Mettre d'abord fin aux abattages clandestins
Le transport de la viande est l'un des maillons importants dans la chaine d'approvisionnement. Toutefois, les mauvaises conditions de transport de la viande dans la ville de Ouagadougou ne sont que la partie visible de l'iceberg en matière de difficultés de fonctionnement de ladite chaîne. En effet, le premier maillon concerne l'abattage des animaux avant toute consommation.
Mais, le constat qui se dégage dans la capitale est l'existence de sites d'abattage clandestins qui échappent réellement aux contrôles vétérinaires et hygiéniques. Comment peut-on vouloir de la viande de qualité même en la transportant dans de bonnes conditions, quand l'animal lui-même est abattu dans des conditions insalubres ? Cette question n'est plus à poser au regard de sa pertinence et de l'évidence de sa réponse.
C'est pourquoi, des spécialistes insistent sur la nécessité de contrôler sur les plans sanitaires et hygiéniques la viande et s'assurer que l'animal lui-même ne comporte pas dans sa chair des pathologies.
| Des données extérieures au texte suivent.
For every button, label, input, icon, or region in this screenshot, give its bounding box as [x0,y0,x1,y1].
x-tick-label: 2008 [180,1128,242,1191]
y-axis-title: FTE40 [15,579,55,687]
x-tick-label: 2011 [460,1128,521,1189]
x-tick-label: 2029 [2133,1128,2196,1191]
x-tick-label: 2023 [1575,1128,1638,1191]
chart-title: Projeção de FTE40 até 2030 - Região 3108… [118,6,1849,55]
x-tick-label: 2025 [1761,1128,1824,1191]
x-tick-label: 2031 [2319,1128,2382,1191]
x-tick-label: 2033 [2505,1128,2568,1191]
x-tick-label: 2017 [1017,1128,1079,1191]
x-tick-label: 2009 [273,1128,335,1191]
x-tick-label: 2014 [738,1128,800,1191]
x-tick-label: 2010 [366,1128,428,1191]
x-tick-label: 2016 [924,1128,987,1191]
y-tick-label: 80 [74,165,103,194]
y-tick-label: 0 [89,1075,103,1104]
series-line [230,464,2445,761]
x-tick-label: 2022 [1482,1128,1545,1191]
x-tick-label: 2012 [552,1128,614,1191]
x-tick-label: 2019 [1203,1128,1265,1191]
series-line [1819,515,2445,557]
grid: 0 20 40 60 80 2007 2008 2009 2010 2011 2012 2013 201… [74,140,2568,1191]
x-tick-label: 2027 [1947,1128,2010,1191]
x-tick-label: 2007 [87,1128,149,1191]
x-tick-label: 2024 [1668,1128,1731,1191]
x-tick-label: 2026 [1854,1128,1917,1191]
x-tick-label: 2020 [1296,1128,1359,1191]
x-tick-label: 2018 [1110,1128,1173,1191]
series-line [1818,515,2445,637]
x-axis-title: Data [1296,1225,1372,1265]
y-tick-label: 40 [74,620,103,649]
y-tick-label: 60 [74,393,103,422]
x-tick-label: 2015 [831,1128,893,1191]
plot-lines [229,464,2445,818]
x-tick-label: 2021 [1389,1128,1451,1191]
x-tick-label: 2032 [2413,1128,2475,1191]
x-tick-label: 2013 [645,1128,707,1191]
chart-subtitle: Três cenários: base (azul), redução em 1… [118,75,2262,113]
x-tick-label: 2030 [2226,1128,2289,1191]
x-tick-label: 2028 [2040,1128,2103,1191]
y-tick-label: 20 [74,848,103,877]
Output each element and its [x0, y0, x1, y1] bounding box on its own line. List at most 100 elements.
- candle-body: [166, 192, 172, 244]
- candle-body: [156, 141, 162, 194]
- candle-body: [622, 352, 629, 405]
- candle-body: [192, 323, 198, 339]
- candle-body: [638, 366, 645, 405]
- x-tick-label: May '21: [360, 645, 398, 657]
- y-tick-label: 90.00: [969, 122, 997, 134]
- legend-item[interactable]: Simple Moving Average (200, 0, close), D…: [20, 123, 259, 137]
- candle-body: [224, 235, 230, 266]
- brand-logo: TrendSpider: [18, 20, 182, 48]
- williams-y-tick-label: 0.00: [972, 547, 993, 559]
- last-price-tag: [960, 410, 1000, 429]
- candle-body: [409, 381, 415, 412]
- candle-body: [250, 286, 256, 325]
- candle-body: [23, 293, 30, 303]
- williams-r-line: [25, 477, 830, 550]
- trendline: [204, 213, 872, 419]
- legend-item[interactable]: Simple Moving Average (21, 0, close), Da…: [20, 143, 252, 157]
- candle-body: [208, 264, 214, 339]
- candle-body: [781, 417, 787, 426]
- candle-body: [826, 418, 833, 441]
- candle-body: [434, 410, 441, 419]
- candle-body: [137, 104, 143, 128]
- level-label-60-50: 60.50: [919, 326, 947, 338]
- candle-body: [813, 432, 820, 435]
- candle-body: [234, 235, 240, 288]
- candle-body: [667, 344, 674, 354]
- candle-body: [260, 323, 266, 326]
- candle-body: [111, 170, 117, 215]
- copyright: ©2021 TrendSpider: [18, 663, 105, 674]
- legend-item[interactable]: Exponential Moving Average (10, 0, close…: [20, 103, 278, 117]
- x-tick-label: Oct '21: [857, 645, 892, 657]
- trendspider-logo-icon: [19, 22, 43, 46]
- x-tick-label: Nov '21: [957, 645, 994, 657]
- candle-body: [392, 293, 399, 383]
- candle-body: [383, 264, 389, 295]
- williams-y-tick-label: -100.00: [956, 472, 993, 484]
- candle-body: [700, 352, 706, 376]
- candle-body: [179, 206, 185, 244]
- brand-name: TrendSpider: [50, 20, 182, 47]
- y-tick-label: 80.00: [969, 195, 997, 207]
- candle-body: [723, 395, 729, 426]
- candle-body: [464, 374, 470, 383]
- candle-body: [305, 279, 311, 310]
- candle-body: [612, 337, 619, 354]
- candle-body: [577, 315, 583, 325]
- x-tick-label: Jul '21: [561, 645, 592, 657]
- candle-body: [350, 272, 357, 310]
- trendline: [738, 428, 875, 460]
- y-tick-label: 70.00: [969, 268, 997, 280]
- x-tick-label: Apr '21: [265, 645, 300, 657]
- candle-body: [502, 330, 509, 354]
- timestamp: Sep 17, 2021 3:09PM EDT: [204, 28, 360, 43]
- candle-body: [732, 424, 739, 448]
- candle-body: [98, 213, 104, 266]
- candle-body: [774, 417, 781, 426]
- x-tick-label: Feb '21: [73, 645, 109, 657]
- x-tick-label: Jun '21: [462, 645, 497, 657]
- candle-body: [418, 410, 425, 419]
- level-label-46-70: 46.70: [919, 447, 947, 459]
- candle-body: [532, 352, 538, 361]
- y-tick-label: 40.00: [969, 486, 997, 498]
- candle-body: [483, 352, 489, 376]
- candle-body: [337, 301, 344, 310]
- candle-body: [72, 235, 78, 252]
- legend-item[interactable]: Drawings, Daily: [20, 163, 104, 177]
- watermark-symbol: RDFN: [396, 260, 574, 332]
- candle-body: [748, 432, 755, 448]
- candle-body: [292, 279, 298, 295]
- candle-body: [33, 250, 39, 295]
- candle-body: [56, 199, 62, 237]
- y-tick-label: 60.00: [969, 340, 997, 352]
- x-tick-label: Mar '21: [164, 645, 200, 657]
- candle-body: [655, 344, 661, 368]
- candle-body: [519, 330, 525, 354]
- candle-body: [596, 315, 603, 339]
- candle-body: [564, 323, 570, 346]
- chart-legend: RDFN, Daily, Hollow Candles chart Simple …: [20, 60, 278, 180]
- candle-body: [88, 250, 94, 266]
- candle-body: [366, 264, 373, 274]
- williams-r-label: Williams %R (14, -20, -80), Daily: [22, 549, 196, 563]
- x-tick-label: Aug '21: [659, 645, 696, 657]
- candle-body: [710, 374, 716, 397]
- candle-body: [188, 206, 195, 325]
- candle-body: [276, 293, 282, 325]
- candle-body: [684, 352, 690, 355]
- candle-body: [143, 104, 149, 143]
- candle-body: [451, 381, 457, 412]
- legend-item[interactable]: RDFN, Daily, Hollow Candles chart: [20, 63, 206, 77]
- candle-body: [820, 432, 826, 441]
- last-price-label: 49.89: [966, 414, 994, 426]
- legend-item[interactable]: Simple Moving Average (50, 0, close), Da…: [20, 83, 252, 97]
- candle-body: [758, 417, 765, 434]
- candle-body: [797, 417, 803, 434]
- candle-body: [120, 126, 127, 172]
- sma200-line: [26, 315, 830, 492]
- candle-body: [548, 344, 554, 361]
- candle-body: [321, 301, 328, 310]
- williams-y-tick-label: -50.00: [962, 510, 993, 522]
Les organisations de défense des droits des consommateurs ont fait l'amer constat que ces sites d'abattage clandestins ne sont pas conformes aux standards modernes avec à la clé, des animaux abattus à ciel ouvert sans systèmes d'évacuation d'eau et de sang qui ruissellent à fleur de sol, polluant l'atmosphère et entrainant des maladies pour les bouchers eux-mêmes et les riverains.
Il faut, dans ces conditions, selon des acteurs, que l'Etat prenne ses responsabilités pour doter la capitale d'abattoirs de type moderne proches des consommateurs pour non seulement garantir de meilleures conditions d'abattages mais aussi celles de transport de viande pour la consommation.